In a forty-something year old home, I would like to freshen up a couple of rooms that still have wood paneling (and get rid of that "this room used to look fashionable in the 1970s" look). I would like to replace the wood panels with drywalls.

They are painted, as you see below. I'm guessing that someone at some point decided they didn't like the look of the wood panels either, but just painted over them rather than replace them.


To remove the wood panels, I'll hunt down the location of the nails, take them out, and then hopefully the panels will be easy to pull out. I am wondering:

  1. What are the chances that there is already some kind of drywall behind the panels? This would make the task considerably simpler!
  2. If the panels are just a couple of millimeters thick, might it be an option to just leave them where they are and fix the drywall in front of them? It would be trickier to mark the locations of the studs behind, but all-in-all it'd be a lot simpler job... and, last, but not least:
  3. Can the "look" of the wood panels be transformed to a drywall-pretend-to-be without actually taking the panels out? Could I for instance sand the panels, fill out the ridges (with what?), and apply primer/paint? Sanding furniture to change the paint color is a lousy and intense task. Would I be looking at a similarly troubling task to make replacing the panels with drywall look like an easy task by comparison?


I thought of adding a couple of pointers to those tackling a similar project.

  • In stores, you are more likely to find drywall mud called joint compound.

  • Solution 2 above (adding a drywall in front of the wood panels) is illustrated in this video.

  • Solution 3 (skim-coating) is illustrated in this video. I suspect that the only difference with skim coating a wood panel is that one must apply more compound to make sure that the grooves disappear.

Yes, it's been already six months since I asked the question. Well, winter came and now I'm not sure it's reasonable to tackle such a project while the windows remain closed (or wait till Spring).

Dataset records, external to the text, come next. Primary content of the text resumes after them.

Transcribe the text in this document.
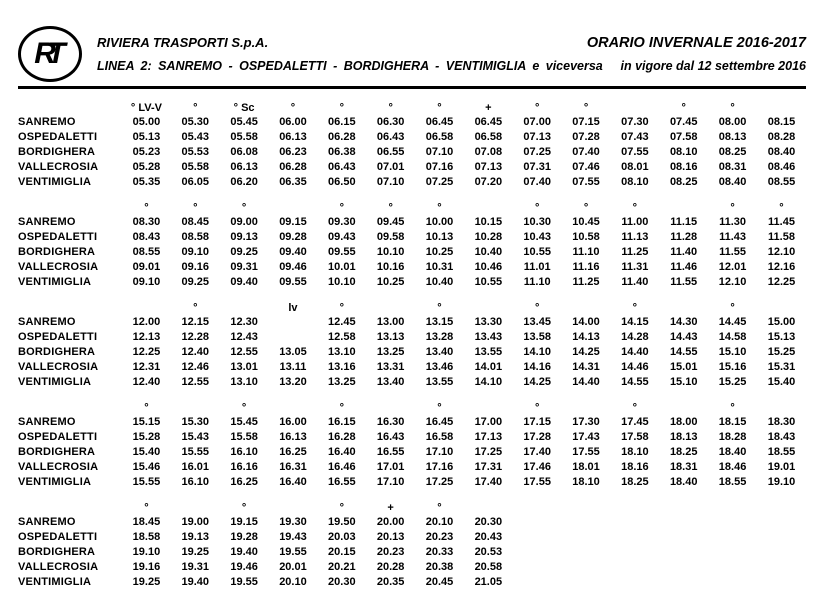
RT	RIVIERA TRASPORTI S.p.A.	ORARIO INVERNALE 2016-2017
LINEA 2: SANREMO - OSPEDALETTI - BORDIGHERA - VENTIMIGLIA e viceversa in vigore dal 12 settembre 2016
	° LV-V	°	° Sc	°	°	°	°	+	°	°		°	°	
SANREMO	05.00	05.30	05.45	06.00	06.15	06.30	06.45	06.45	07.00	07.15	07.30	07.45	08.00	08.15
OSPEDALETTI	05.13	05.43	05.58	06.13	06.28	06.43	06.58	06.58	07.13	07.28	07.43	07.58	08.13	08.28
BORDIGHERA	05.23	05.53	06.08	06.23	06.38	06.55	07.10	07.08	07.25	07.40	07.55	08.10	08.25	08.40
VALLECROSIA	05.28	05.58	06.13	06.28	06.43	07.01	07.16	07.13	07.31	07.46	08.01	08.16	08.31	08.46
VENTIMIGLIA	05.35	06.05	06.20	06.35	06.50	07.10	07.25	07.20	07.40	07.55	08.10	08.25	08.40	08.55
	°	°	°		°	°	°		°	°	°		°	°
SANREMO	08.30	08.45	09.00	09.15	09.30	09.45	10.00	10.15	10.30	10.45	11.00	11.15	11.30	11.45
OSPEDALETTI	08.43	08.58	09.13	09.28	09.43	09.58	10.13	10.28	10.43	10.58	11.13	11.28	11.43	11.58
BORDIGHERA	08.55	09.10	09.25	09.40	09.55	10.10	10.25	10.40	10.55	11.10	11.25	11.40	11.55	12.10
VALLECROSIA	09.01	09.16	09.31	09.46	10.01	10.16	10.31	10.46	11.01	11.16	11.31	11.46	12.01	12.16
VENTIMIGLIA	09.10	09.25	09.40	09.55	10.10	10.25	10.40	10.55	11.10	11.25	11.40	11.55	12.10	12.25
		°		lv	°		°		°		°		°	
SANREMO	12.00	12.15	12.30		12.45	13.00	13.15	13.30	13.45	14.00	14.15	14.30	14.45	15.00
OSPEDALETTI	12.13	12.28	12.43		12.58	13.13	13.28	13.43	13.58	14.13	14.28	14.43	14.58	15.13
BORDIGHERA	12.25	12.40	12.55	13.05	13.10	13.25	13.40	13.55	14.10	14.25	14.40	14.55	15.10	15.25
VALLECROSIA	12.31	12.46	13.01	13.11	13.16	13.31	13.46	14.01	14.16	14.31	14.46	15.01	15.16	15.31
VENTIMIGLIA	12.40	12.55	13.10	13.20	13.25	13.40	13.55	14.10	14.25	14.40	14.55	15.10	15.25	15.40
	°		°		°		°		°		°		°	
SANREMO	15.15	15.30	15.45	16.00	16.15	16.30	16.45	17.00	17.15	17.30	17.45	18.00	18.15	18.30
OSPEDALETTI	15.28	15.43	15.58	16.13	16.28	16.43	16.58	17.13	17.28	17.43	17.58	18.13	18.28	18.43
BORDIGHERA	15.40	15.55	16.10	16.25	16.40	16.55	17.10	17.25	17.40	17.55	18.10	18.25	18.40	18.55
VALLECROSIA	15.46	16.01	16.16	16.31	16.46	17.01	17.16	17.31	17.46	18.01	18.16	18.31	18.46	19.01
VENTIMIGLIA	15.55	16.10	16.25	16.40	16.55	17.10	17.25	17.40	17.55	18.10	18.25	18.40	18.55	19.10
	°		°		°	+	°							
SANREMO	18.45	19.00	19.15	19.30	19.50	20.00	20.10	20.30						
OSPEDALETTI	18.58	19.13	19.28	19.43	20.03	20.13	20.23	20.43						
BORDIGHERA	19.10	19.25	19.40	19.55	20.15	20.23	20.33	20.53						
VALLECROSIA	19.16	19.31	19.46	20.01	20.21	20.28	20.38	20.58						
VENTIMIGLIA	19.25	19.40	19.55	20.10	20.30	20.35	20.45	21.05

  • I pulled a lot of paneling out of my house, and I found that you don't need to pull the nails first - just get your crowbar behind the paneling and pull.
    – kgutwin
    Jun 29, 2015 at 16:45
  • 2
    To see if there is drywall underneath, take an outlet cover off and look around the edges of the hole - you should be able to see the drywall if it is there. We just redid our paneled room, and there was drywall (no paint or plaster, but...).
    – Jon Custer
    Jun 29, 2015 at 16:46

2 Answers 2


Option 3 is the sanest IMHO. You can get a bucket of drywall mud for $15 and do a "skim coat" over the panels to create a flat surface. No need to sand first; this stuff will stick to anything! Once the mud is dry, you can sand it to get a smooth look, or texture it. Texturing can be done with cans of spray-on texture you get at big box stores, or using a texture sprayer gun. A pro will be able to do the texture part much better than a novice, so if you want a textured wall, I recommend hiring that part out for $100 or so. With the right equipment and an operator of moderate skill, it's a 30 minute job. If you've already got an air compressor, you can have a go yourself with a sprayer attachment that has a hopper.

But whatever you do, match the texture or lack thereof to any drywall that abuts the paneled wall. Nothing screams "I used to be wood paneling!!!!!" like strange, awkward texture on a few walls that, upon further investigation, have more give to them when pushed on.

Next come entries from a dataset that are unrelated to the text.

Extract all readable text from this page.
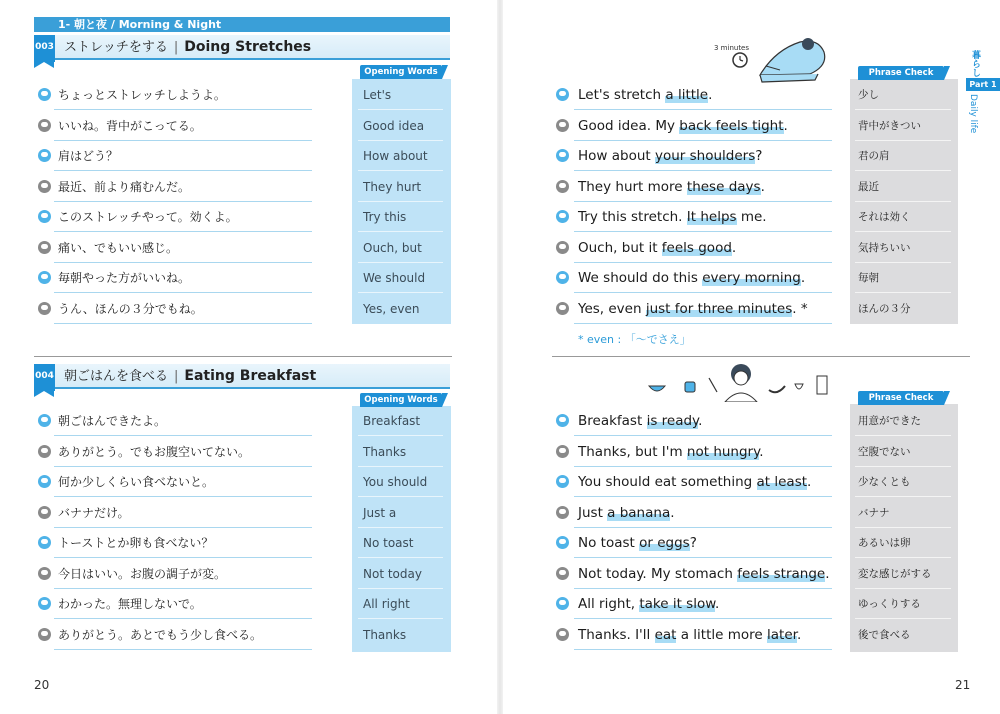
1- 朝と夜 / Morning & Night
003 ストレッチをする | Doing Stretches
004 朝ごはんを食べる | Eating Breakfast
Opening Words	Phrase Check
Opening Words	Phrase Check
ちょっとストレッチしようよ。	Let's	Let's stretch a little.	少し
いいね。背中がこってる。	Good idea	Good idea. My back feels tight.	背中がきつい
肩はどう？	How about	How about your shoulders?	君の肩
最近、前より痛むんだ。	They hurt	They hurt more these days.	最近
このストレッチやって。効くよ。	Try this	Try this stretch. It helps me.	それは効く
痛い、でもいい感じ。	Ouch, but	Ouch, but it feels good.	気持ちいい
毎朝やった方がいいね。	We should	We should do this every morning.	毎朝
うん、ほんの３分でもね。	Yes, even	Yes, even just for three minutes. *	ほんの３分
朝ごはんできたよ。	Breakfast	Breakfast is ready.	用意ができた
ありがとう。でもお腹空いてない。	Thanks	Thanks, but I'm not hungry.	空腹でない
何か少しくらい食べないと。	You should	You should eat something at least.	少なくとも
バナナだけ。	Just a	Just a banana.	バナナ
トーストとか卵も食べない？	No toast	No toast or eggs?	あるいは卵
今日はいい。お腹の調子が変。	Not today	Not today. My stomach feels strange.	変な感じがする
わかった。無理しないで。	All right	All right, take it slow.	ゆっくりする
ありがとう。あとでもう少し食べる。	Thanks	Thanks. I'll eat a little more later.	後で食べる
* even : 「〜でさえ」
3 minutes
暮らし
Part 1
Daily life
20	21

This is the approach I took on my wood paneled walls and today you'd never know the difference.

  • Thanks for the keywords "skim coating". After googling that term, and for the benefit of those reading this later, it seems there are two options. 1- If the wood panels are not yet painted, they should be washed (from grease) then sealed before skim coating with joint compound. 2- If the wood panels are already painted (my case), there is less risk that the humidity from the joint compound will loosen the panels' glue and detach them. One can directly skim coat.
    – Calaf
    Jun 29, 2015 at 14:56
  • 2
    I would not suggest this for most people. If you are in a temperate climate the humidity fluctuations are sure to make the skim coat crack at the divets/seams. Also I think skimcoating that large of an area right is more work than putting up drywall. This might work for some but IMO I think doing this seems like a nightmare. Especially if you resell and you get someone like me investigating - I am pushing this wall to see what it is made of - it will flex and probably crack.
    – DMoore
    Jan 11, 2016 at 19:37
  • Point 1 Usually paneling is put up over cracked plaster as a expedient fix. Lookup skimcoating plaster as a fix for bad plaster. It works well on walls. Anchoring is needed for ceilings if the plaster is broken off the lath.
  • Point 2 Overlaying drywall is a definite fix. 3/8 thick panels is frequently used for this. Some problems can be: the need for electrical box (for outlets and switches) extensions. Trim would also need to be removed and reinstalled.
  • Point 3 I've filled in the paneling with patching spackle to fix damage. Skimcoating with joint compound and sanding smooth would work, if the underlying layer is well adhered and wouldn't release with the 'wet' layer of compound.